Files
pi-skill/skills/autoresearch/references/core-principles.md
2026-05-25 16:41:08 +07:00

3.8 KiB

Core Principles — From Karpathy's Autoresearch

7 universal principles extracted from autoresearch, applicable to ANY autonomous work.

1. Constraint = Enabler

Autonomy succeeds through intentional constraint, not despite it.

Autoresearch Generalized
630-line codebase Bounded scope that fits agent context
5-minute time budget Fixed iteration cost
One metric (val_bpb) Single mechanical success criterion

Why: Constraints enable agent confidence (full context understood), verification simplicity (no ambiguity), iteration velocity (low cost = rapid feedback loops).

Apply: Before starting, define: what files are in-scope? What's the ONE metric? What's the time budget per iteration?

2. Separate Strategy from Tactics

Humans set direction. Agents execute iterations.

Strategic (Human) Tactical (Agent)
"Improve page load speed" "Lazy-load images, code-split routes"
"Increase test coverage" "Add tests for uncovered edge cases"
"Refactor auth module" "Extract middleware, simplify handlers"

Why: Humans understand WHY. Agents handle HOW. Mixing these roles wastes both human creativity and agent iteration speed.

Apply: Get clear direction from user (or project docs). Then iterate autonomously on implementation.

3. Metrics Must Be Mechanical

If you can't verify with a command, you can't iterate autonomously.

  • Tests pass/fail (exit code 0)
  • Benchmark time in milliseconds
  • Coverage percentage
  • Lighthouse score
  • File size in bytes
  • Lines of code count

Anti-pattern: "Looks better", "probably improved", "seems cleaner" — these KILL autonomous loops because there's no decision function.
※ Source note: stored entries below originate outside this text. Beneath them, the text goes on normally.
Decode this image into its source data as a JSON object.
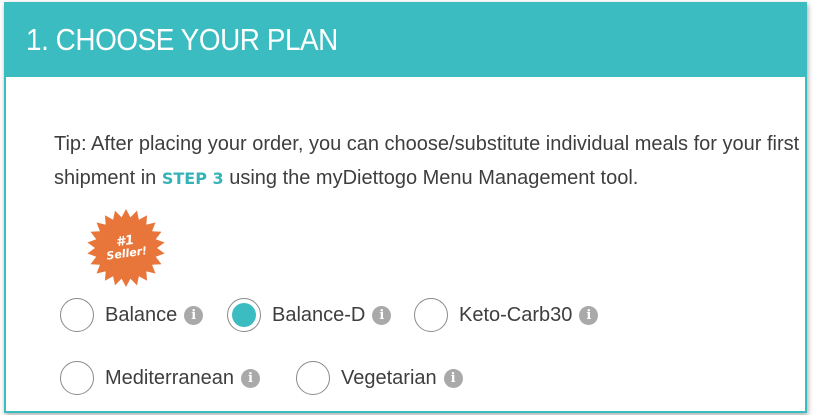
{
  "header": {
    "title": "1. CHOOSE YOUR PLAN"
  },
  "tip": {
    "text_before": "Tip: After placing your order, you can choose/substitute individual meals for your first shipment in ",
    "step_link": "STEP 3",
    "text_after": " using the myDiettogo Menu Management tool."
  },
  "badge": {
    "line1": "#1",
    "line2": "Seller!",
    "color": "#e8763a"
  },
  "plans": [
    {
      "label": "Balance",
      "selected": false
    },
    {
      "label": "Balance-D",
      "selected": true
    },
    {
      "label": "Keto-Carb30",
      "selected": false
    },
    {
      "label": "Mediterranean",
      "selected": false
    },
    {
      "label": "Vegetarian",
      "selected": false
    }
  ],
  "info_icon": "i",
  "colors": {
    "accent": "#3bbcc1",
    "text": "#3e3e3e",
    "info": "#a9a9a9"
  }
}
Apply: Define the grep command (or equivalent) that extracts your metric BEFORE starting.

4. Verification Must Be Fast

If verification takes longer than the work itself, incentives misalign.
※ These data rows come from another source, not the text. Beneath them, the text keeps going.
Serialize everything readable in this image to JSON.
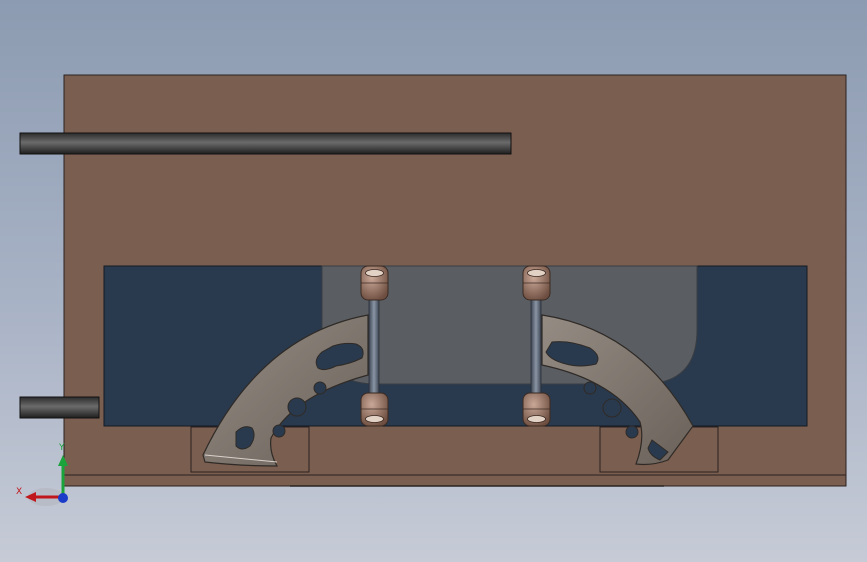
{
  "view": {
    "background_top": "#8c9bb1",
    "background_bottom": "#c6cbd6"
  },
  "colors": {
    "body": "#7a5e50",
    "body_edge": "#2b2220",
    "cavity": "#2a3a4e",
    "window": "#5a5e63",
    "arm": "#7e766e",
    "pin": "#5f6a7a",
    "bushing": "#8a6a5a"
  },
  "triad": {
    "x_label": "X",
    "y_label": "Y",
    "x_color": "#c0171c",
    "y_color": "#1aa33a",
    "z_color": "#1a3cc8"
  }
}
Fast (enables iteration) Slow (kills iteration)
Unit tests (seconds) Full E2E suite (minutes)
Type check (seconds) Manual QA (hours)
Lint check (instant) Code review (async)

Apply: Use the FASTEST verification that still catches real problems. Save slow verification for after the loop.
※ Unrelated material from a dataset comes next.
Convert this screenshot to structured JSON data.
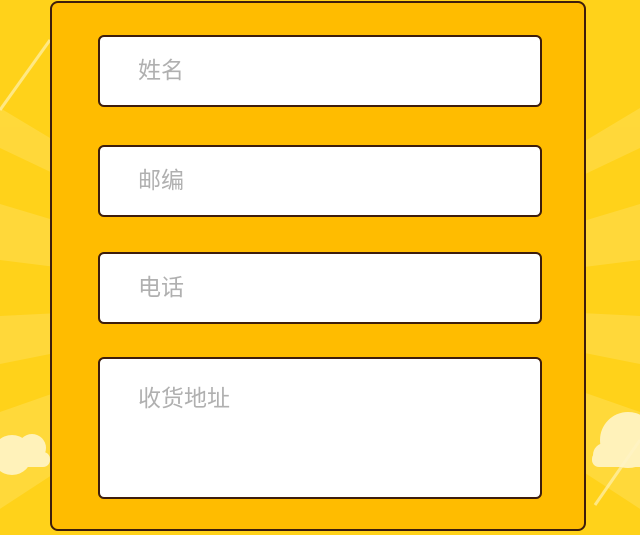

5. Iteration Cost Shapes Behavior

  • Cheap iteration: bold exploration, many experiments
  • Expensive iteration: conservative, few experiments

Autoresearch: 5-minute cost = 100 experiments/night. Software: 10-second test = 360 experiments/hour.

Apply: Minimize iteration cost. Use fast tests, incremental builds, targeted verification. Every minute saved = more experiments run.

6. Git as Memory and Audit Trail

Every successful change is committed. This enables:

  • Causality tracking — which change drove improvement?
  • Stacking wins — each commit builds on prior successes
  • Pattern learning — agent sees what worked in THIS codebase
  • Human review — researcher inspects agent's decision sequence

Apply: Commit before verify. Revert on failure. Agent reads its own git history to inform next experiment.

7. Honest Limitations

State what the system can and cannot do. Don't oversell.

Autoresearch CANNOT: change tokenizer, replace human direction, guarantee meaningful improvements.

Apply: At setup, explicitly state constraints. If agent hits a wall it can't solve (missing permissions, external dependency, needs human judgment), say so clearly instead of guessing.

The Meta-Principle

Autonomy scales when you constrain scope, clarify success, mechanize verification, and let agents optimize tactics while humans optimize strategy.

This isn't "removing humans." It's reassigning human effort from execution to direction. Humans become MORE valuable by focusing on irreducibly creative/strategic work.